Ultimately I feel bad because it looks like I ignored this patient but I felt like I kept pre-op abreast of what was happening. I let the doctors know about BP of which neither one of them were concerned. She had a very high WBC coming into the hospital (she was a sepsis diagnosis) from the previous night but all her vitals were WNL except the BP and I felt the mentation was directly attributable to a medication that I have seen zonk people out. When giving ICU report he says sometimes the transporting of a patient can be what makes the decline suddenly happen - which might be why her BP tanked even more on way to pre-op.

But I hate thinking a) I failed my patient and b) another unit/nurse thinks I just screwed them over.

You neither ignored nor failed the patient. Nor did you intentionally screw the unit over. If the nurse on the other unit had the luxury of time to look and see, you did a lot of interventions (it's not your fault that nothing you put into motion was able to be done timely). As Old Dude would say, shake it off and move forward.

Specializes in Critical Care; Cardiac; Professional Development.

I don't see a "mistake" here that is obvious. If you charted all the things you typed out above, then the individuals caring for the patient in pre-op are letting off steam at your expense. It is unfortunate. This is why having solid nursing practice is so important to our mental well being. There is nothing like the firmness of mind in knowing you did everything you should have. From what I am seeing, you did. The only question mark to me is whether your charting reflects it accurately. If it does, then there is nothing more you can do. You can't make them read the chart and you can't make them feel better about a patient who is obviously dealing with sepsis or some other issue that is unpredictable.

Take a deep breath, square your shoulders, recognize you are a good nurse and send the Pre-op folks some vibes for grace, as they obviously need it. :p

Specializes in ICU/community health/school nursing.

Take a deep breath, square your shoulders, recognize you are a good nurse and send the Pre-op folks some vibes for grace, as they obviously need it. :p

^Beautiful!^

Specializes in NICU.
Read the last couple of lines because if there is a big long tome, I don't read it...

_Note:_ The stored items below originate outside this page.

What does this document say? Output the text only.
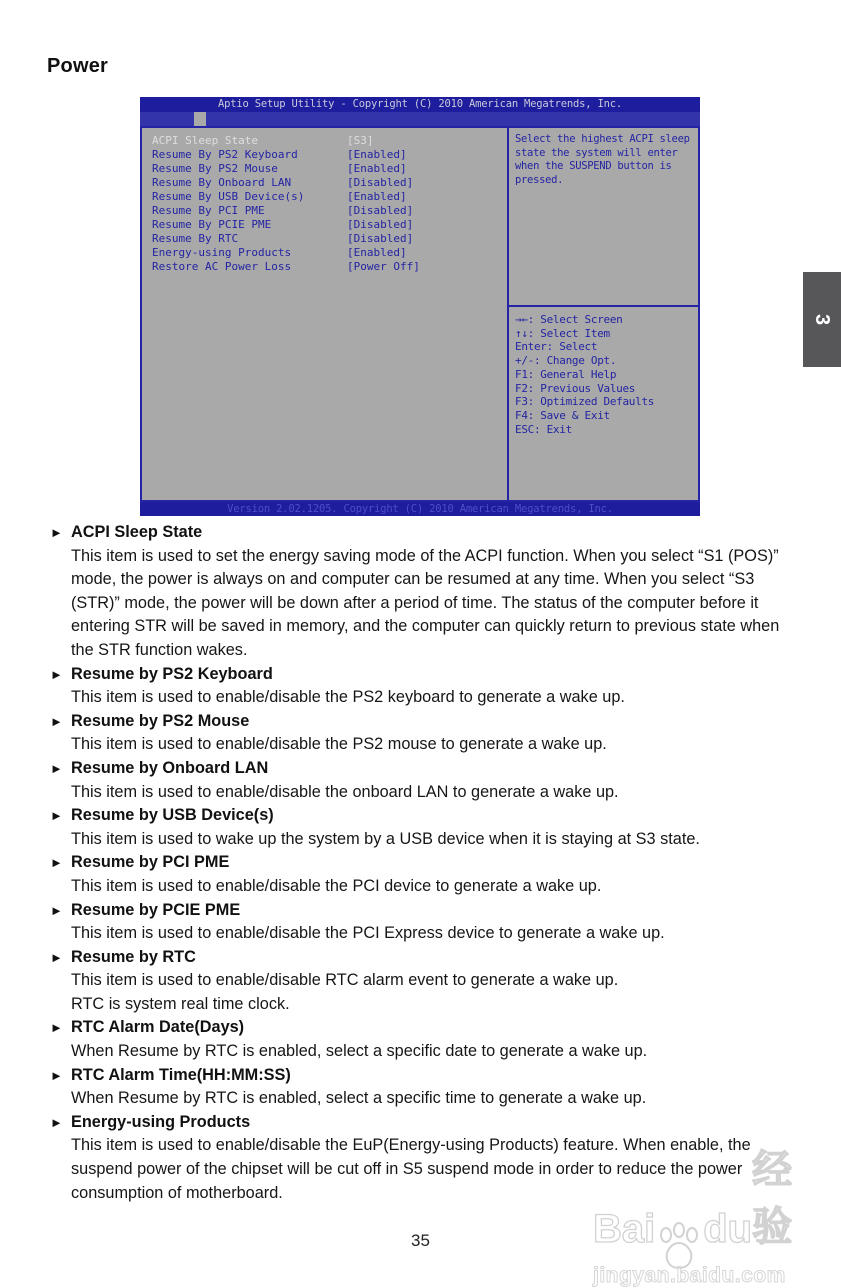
Power
Aptio Setup Utility - Copyright (C) 2010 American Megatrends, Inc.
ACPI Sleep State	[S3]
Resume By PS2 Keyboard	[Enabled]
Resume By PS2 Mouse	[Enabled]
Resume By Onboard LAN	[Disabled]
Resume By USB Device(s)	[Enabled]
Resume By PCI PME	[Disabled]
Resume By PCIE PME	[Disabled]
Resume By RTC	[Disabled]
Energy-using Products	[Enabled]
Restore AC Power Loss	[Power Off]
Select the highest ACPI sleep state the system will enter when the SUSPEND button is pressed.
→←: Select Screen
↑↓: Select Item
Enter: Select
+/-: Change Opt.
F1: General Help
F2: Previous Values
F3: Optimized Defaults
F4: Save & Exit
ESC: Exit
Version 2.02.1205. Copyright (C) 2010 American Megatrends, Inc.
► ACPI Sleep State

This item is used to set the energy saving mode of the ACPI function. When you select “S1 (POS)” mode, the power is always on and computer can be resumed at any time. When you select “S3 (STR)” mode, the power will be down after a period of time. The status of the computer before it entering STR will be saved in memory, and the computer can quickly return to previous state when the STR function wakes.

► Resume by PS2 Keyboard

This item is used to enable/disable the PS2 keyboard to generate a wake up.

► Resume by PS2 Mouse

This item is used to enable/disable the PS2 mouse to generate a wake up.

► Resume by Onboard LAN

This item is used to enable/disable the onboard LAN to generate a wake up.

► Resume by USB Device(s)

This item is used to wake up the system by a USB device when it is staying at S3 state.

► Resume by PCI PME

This item is used to enable/disable the PCI device to generate a wake up.

► Resume by PCIE PME

This item is used to enable/disable the PCI Express device to generate a wake up.

► Resume by RTC

This item is used to enable/disable RTC alarm event to generate a wake up.

RTC is system real time clock.

► RTC Alarm Date(Days)

When Resume by RTC is enabled, select a specific date to generate a wake up.

► RTC Alarm Time(HH:MM:SS)

When Resume by RTC is enabled, select a specific time to generate a wake up.

► Energy-using Products

This item is used to enable/disable the EuP(Energy-using Products) feature. When enable, the suspend power of the chipset will be cut off in S5 suspend mode in order to reduce the power consumption of motherboard.

3
Bai du
经验
jingyan.baidu.com
35
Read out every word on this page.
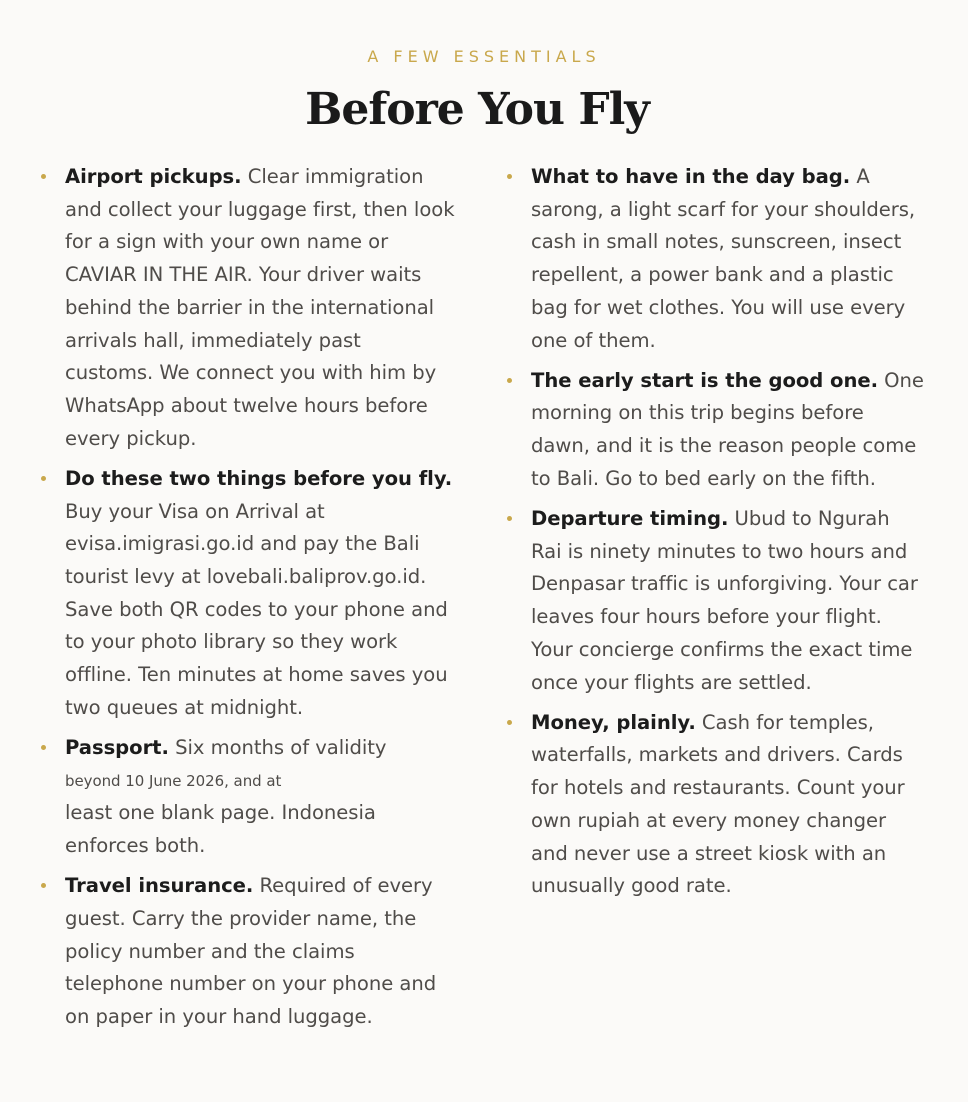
A FEW ESSENTIALS
Before You Fly
Airport pickups. Clear immigration and collect your luggage first, then look for a sign with your own name or CAVIAR IN THE AIR. Your driver waits behind the barrier in the international arrivals hall, immediately past customs. We connect you with him by WhatsApp about twelve hours before every pickup.
Do these two things before you fly. Buy your Visa on Arrival at evisa.imigrasi.go.id and pay the Bali tourist levy at lovebali.baliprov.go.id. Save both QR codes to your phone and to your photo library so they work offline. Ten minutes at home saves you two queues at midnight.
Passport. Six months of validity
beyond 10 June 2026, and at
least one blank page. Indonesia enforces both.
Travel insurance. Required of every guest. Carry the provider name, the policy number and the claims telephone number on your phone and on paper in your hand luggage.
What to have in the day bag. A sarong, a light scarf for your shoulders, cash in small notes, sunscreen, insect repellent, a power bank and a plastic bag for wet clothes. You will use every one of them.
The early start is the good one. One morning on this trip begins before dawn, and it is the reason people come to Bali. Go to bed early on the fifth.
Departure timing. Ubud to Ngurah Rai is ninety minutes to two hours and Denpasar traffic is unforgiving. Your car leaves four hours before your flight. Your concierge confirms the exact time once your flights are settled.
Money, plainly. Cash for temples, waterfalls, markets and drivers. Cards for hotels and restaurants. Count your own rupiah at every money changer and never use a street kiosk with an unusually good rate.
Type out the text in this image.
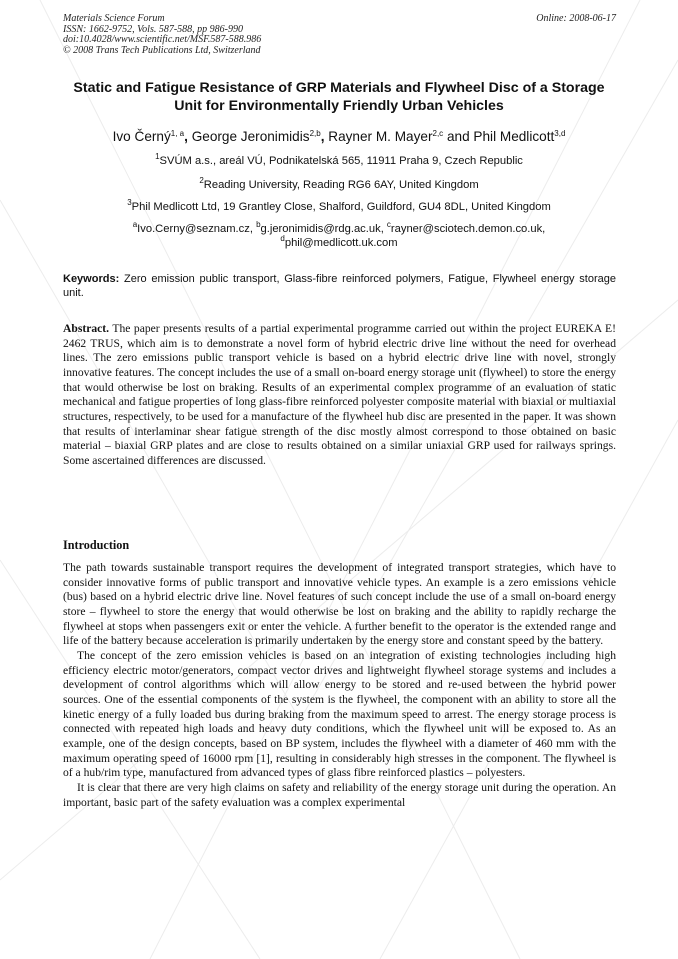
Materials Science Forum
ISSN: 1662-9752, Vols. 587-588, pp 986-990
doi:10.4028/www.scientific.net/MSF.587-588.986
© 2008 Trans Tech Publications Ltd, Switzerland
Online: 2008-06-17
Static and Fatigue Resistance of GRP Materials and Flywheel Disc of a Storage Unit for Environmentally Friendly Urban Vehicles
Ivo Černý$^{1, a}$, George Jeronimidis$^{2,b}$, Rayner M. Mayer$^{2,c}$ and Phil Medlicott$^{3,d}$
$^1$SVÚM a.s., areál VÚ, Podnikatelská 565, 11911 Praha 9, Czech Republic
$^2$Reading University, Reading RG6 6AY, United Kingdom
$^3$Phil Medlicott Ltd, 19 Grantley Close, Shalford, Guildford, GU4 8DL, United Kingdom
$^a$Ivo.Cerny@seznam.cz, $^b$g.jeronimidis@rdg.ac.uk, $^c$rayner@sciotech.demon.co.uk,
$^d$phil@medlicott.uk.com
Keywords: Zero emission public transport, Glass-fibre reinforced polymers, Fatigue, Flywheel energy storage unit.

Abstract. The paper presents results of a partial experimental programme carried out within the project EUREKA E! 2462 TRUS, which aim is to demonstrate a novel form of hybrid electric drive line without the need for overhead lines. The zero emissions public transport vehicle is based on a hybrid electric drive line with novel, strongly innovative features. The concept includes the use of a small on-board energy storage unit (flywheel) to store the energy that would otherwise be lost on braking. Results of an experimental complex programme of an evaluation of static mechanical and fatigue properties of long glass-fibre reinforced polyester composite material with biaxial or multiaxial structures, respectively, to be used for a manufacture of the flywheel hub disc are presented in the paper. It was shown that results of interlaminar shear fatigue strength of the disc mostly almost correspond to those obtained on basic material – biaxial GRP plates and are close to results obtained on a similar uniaxial GRP used for railways springs. Some ascertained differences are discussed.

Introduction

The path towards sustainable transport requires the development of integrated transport strategies, which have to consider innovative forms of public transport and innovative vehicle types. An example is a zero emissions vehicle (bus) based on a hybrid electric drive line. Novel features of such concept include the use of a small on-board energy store – flywheel to store the energy that would otherwise be lost on braking and the ability to rapidly recharge the flywheel at stops when passengers exit or enter the vehicle. A further benefit to the operator is the extended range and life of the battery because acceleration is primarily undertaken by the energy store and constant speed by the battery.

The concept of the zero emission vehicles is based on an integration of existing technologies including high efficiency electric motor/generators, compact vector drives and lightweight flywheel storage systems and includes a development of control algorithms which will allow energy to be stored and re-used between the hybrid power sources. One of the essential components of the system is the flywheel, the component with an ability to store all the kinetic energy of a fully loaded bus during braking from the maximum speed to arrest. The energy storage process is connected with repeated high loads and heavy duty conditions, which the flywheel unit will be exposed to. As an example, one of the design concepts, based on BP system, includes the flywheel with a diameter of 460 mm with the maximum operating speed of 16000 rpm [1], resulting in considerably high stresses in the component. The flywheel is of a hub/rim type, manufactured from advanced types of glass fibre reinforced plastics – polyesters.

It is clear that there are very high claims on safety and reliability of the energy storage unit during the operation. An important, basic part of the safety evaluation was a complex experimental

But this usually says it all...

"But I hate thinking a) I failed my patient and b) another unit/nurse thinks I just screwed them over."

because people write what is most true at the end of their posts....

Learn from your mistake and move on...you're in very good company.

How condescending can you be? In that "big long tome" that you couldn't be bothered to read, there was lots of information that meant your response was completely off-the-mark.

You made no mistakes. Ideally a anesthesiologist worth his pay check sees a patient on the floor prior to the patient coming to pre-op.

I work pre-op, it really makes me mad that these oh so smart and perfect pre-op nurse and anesthesiologists, who are one on one with a patient, and have known her for 15 minutes, would dare to think you were some lame, stupid, med/surg nurse who didn't know what she was doing!

They are egotistical idiots who have been living their ivory tower waaay to long.

You handled a very difficult situation very well. Thank you med/surg nurses. I couldn't do what you do.

Specializes in ICU.

The biggest fault I see in this scenario is the behavior of the doctor who felt that the patient needed ICU level care but didn't want to put in the work to get the patient there. That provider should be written up for that. It's unnecessary and dangerous behavior, and I can tell you that it happens all to often. I don't think you did anything specifically wrong in this situation, though as soon as he said that bit about ICU I would have called the rapid just to be safe even if the patient was leaving soon.